Ege Üniversitesi'nden bilim insanlarının gerçekleştirdiği iki yıllık araştırma, İzmir Körfezi'ndeki kirliliğin sadece yaz aylarında değil, yılın her döneminde devam ettiğini ortaya koydu.
Ege Üniversitesi Fen Fakültesi Biyoloji Bölümü Öğretim Üyesi Prof. Dr. Ferah Sayım liderliğinde yürütülen "İzmir Kıyılarında Sahil Çöpü ve Sahil Yüzey Kumu Mikroplastik Kirlilik Düzeyinin Belirlenmesi" projesi, 2022 yılında başlatıldı. TÜBİTAK tarafından desteklenen bu çalışma kapsamında, belirlenen 80 farklı noktadan iki yıl boyunca 2 bine yakın su, kum, sahil çöpü ve sediment örneği toplandı.
Mikroplastik Kirliliği Her Mevsim Devam Ediyor
Toplanan numuneler üzerinde yapılan incelemeler, İzmir Körfezi'nde özellikle mikroplastik yoğunluğunun oldukça yüksek olduğunu gösterdi. Yaz aylarında kötü koku ve balık ölümleriyle gündeme gelen körfezin, PERI indeksi verilerine göre "aşırı kirli" kategorisinde olduğu tespit edildi. Bununla birlikte, yılın diğer mevsimlerinde de kirlilik seviyesinin değişmediği ortaya çıktı. Çalışmada kullanılan diğer dokuz farklı kirlilik değerlendirme indeksine göre de körfez, "kirli" ve "çok kirli" seviyelerinde değerlendirildi.
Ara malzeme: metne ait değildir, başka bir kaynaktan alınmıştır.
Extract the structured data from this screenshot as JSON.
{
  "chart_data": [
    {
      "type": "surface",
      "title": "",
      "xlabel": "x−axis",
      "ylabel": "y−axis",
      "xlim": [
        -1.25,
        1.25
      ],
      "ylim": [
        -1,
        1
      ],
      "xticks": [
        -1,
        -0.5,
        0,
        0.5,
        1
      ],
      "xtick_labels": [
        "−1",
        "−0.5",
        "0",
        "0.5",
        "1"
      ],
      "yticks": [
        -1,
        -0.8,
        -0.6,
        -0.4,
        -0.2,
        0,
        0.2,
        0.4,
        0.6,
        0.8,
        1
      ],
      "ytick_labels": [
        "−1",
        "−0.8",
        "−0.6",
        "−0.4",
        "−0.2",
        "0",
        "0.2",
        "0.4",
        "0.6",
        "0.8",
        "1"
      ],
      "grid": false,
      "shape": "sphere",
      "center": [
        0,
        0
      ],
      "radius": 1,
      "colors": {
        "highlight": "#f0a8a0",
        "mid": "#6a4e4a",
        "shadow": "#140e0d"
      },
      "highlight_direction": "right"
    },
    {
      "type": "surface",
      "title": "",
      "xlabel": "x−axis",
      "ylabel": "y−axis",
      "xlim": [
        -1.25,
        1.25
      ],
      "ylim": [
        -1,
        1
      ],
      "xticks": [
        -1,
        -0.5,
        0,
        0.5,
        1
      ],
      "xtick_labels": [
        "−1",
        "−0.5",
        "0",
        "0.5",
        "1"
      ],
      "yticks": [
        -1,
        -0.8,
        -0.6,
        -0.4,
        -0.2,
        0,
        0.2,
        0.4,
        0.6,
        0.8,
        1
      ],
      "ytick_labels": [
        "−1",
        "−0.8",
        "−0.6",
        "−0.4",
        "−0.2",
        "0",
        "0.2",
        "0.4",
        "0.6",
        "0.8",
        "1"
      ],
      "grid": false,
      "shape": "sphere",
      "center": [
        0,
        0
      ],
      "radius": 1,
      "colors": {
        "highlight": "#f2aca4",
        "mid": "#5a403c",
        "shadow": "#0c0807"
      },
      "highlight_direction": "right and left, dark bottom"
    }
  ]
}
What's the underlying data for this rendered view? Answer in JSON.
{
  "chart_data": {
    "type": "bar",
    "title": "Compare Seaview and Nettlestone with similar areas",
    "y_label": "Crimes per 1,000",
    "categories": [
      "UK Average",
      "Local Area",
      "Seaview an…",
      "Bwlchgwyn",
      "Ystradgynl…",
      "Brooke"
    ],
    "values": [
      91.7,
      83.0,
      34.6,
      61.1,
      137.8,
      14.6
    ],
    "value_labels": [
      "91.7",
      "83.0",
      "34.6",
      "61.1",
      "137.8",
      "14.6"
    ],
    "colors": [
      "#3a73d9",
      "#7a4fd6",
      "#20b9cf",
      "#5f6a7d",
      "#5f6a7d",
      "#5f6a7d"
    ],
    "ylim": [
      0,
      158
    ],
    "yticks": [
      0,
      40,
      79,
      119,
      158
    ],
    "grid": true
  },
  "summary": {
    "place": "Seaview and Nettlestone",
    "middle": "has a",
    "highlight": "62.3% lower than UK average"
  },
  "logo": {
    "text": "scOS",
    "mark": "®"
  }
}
Mikroplastikler ve Düşük Oksijen Seviyeleri Kısır Döngü Yaratıyor
Prof. Dr. Ferah Sayım, çalışmanın sonuçlarına ilişkin yaptığı açıklamada, İzmir Körfezi'nde yoğun şekilde mikroplastik tespit ettiklerini belirtti. Mikroplastiklerin, büyük plastik atıkların zamanla parçalanarak 5 milimetreden küçük hale gelmesiyle oluştuğunu ifade eden Sayım, "Körfezde en yaygın bulunan mikroplastik türü polietilen olup, bunların büyük kısmı naylon poşetlerden kaynaklanıyor" dedi.
Kirliliğin ekosistem üzerindeki olumsuz etkilerine de değinen Sayım, balık ölümlerinin ve kötü kokunun, sudaki oksijen seviyesinin tükenmesiyle doğrudan bağlantılı olduğunu söyleyerek, "Denize yüksek miktarda nitrit, nitrat, amonyum ve fosfor gibi besleyici maddeler karışıyor. Bu durum, alg ve fitoplanktonların aşırı çoğalmasına yol açarak suyun oksijen seviyesini ciddi şekilde düşürüyor. Oksijen azalınca da toplu balık ölümleri kaçınılmaz hale geliyor" ifadelerini kullandı. Ayrıca, düşük oksijen seviyelerinin mikroplastiklerin parçalanmasını yavaşlatarak kirliliği daha da artırdığına dikkat çekti.
Plastik Atıklar Körfezi Tehdit Ediyor
Çalışmada görev alan bilim insanlarından Dr. Alper Ertaş, körfezde en sık rastlanan atıkların plastik poşetler, şişe kapakları ve sigara izmaritleri olduğunu belirtti. Mikroplastik analizlerinde ise en fazla filament tipine rastladıklarını söyleyen Ertaş, "İzmir Körfezi’nin iç kesimlerinde her 5 litrede 1610 mikroplastik partikül bulunuyor. Bunların çoğu tekstil ürünlerinden, balıkçılık ağlarından ve atık su arıtma tesislerinden geliyor" dedi.
Makroplastik ve mikroplastik kirliliği üzerine yapılan değerlendirmelerde, İnciraltı Kent Ormanı, Güzelbahçe ve Urla kıyılarının en fazla kirlilik tespit edilen bölgeler olduğunu belirten Ertaş, "Yıl boyunca kirlilik devam ediyor. Kış aylarında aşırı yağışlar ve rüzgar, atık su arıtma tesislerinin kapasitesini zorlayarak körfeze daha fazla mikroplastik girmesine neden oluyor. Bunun etkisi ise yaz aylarında daha fazla hissediliyor. Yazın hem kötü koku artıyor hem de balık ölümleri daha fazla görülüyor" şeklinde konuştu.
İzmir Körfezi'nde kirlilik sorununun önüne geçilmesi için acil önlemler alınması gerektiği vurgulanırken, uzmanlar mikroplastik kirliliğinin ekolojik dengeyi ciddi şekilde tehdit ettiğine dikkat çekiyor.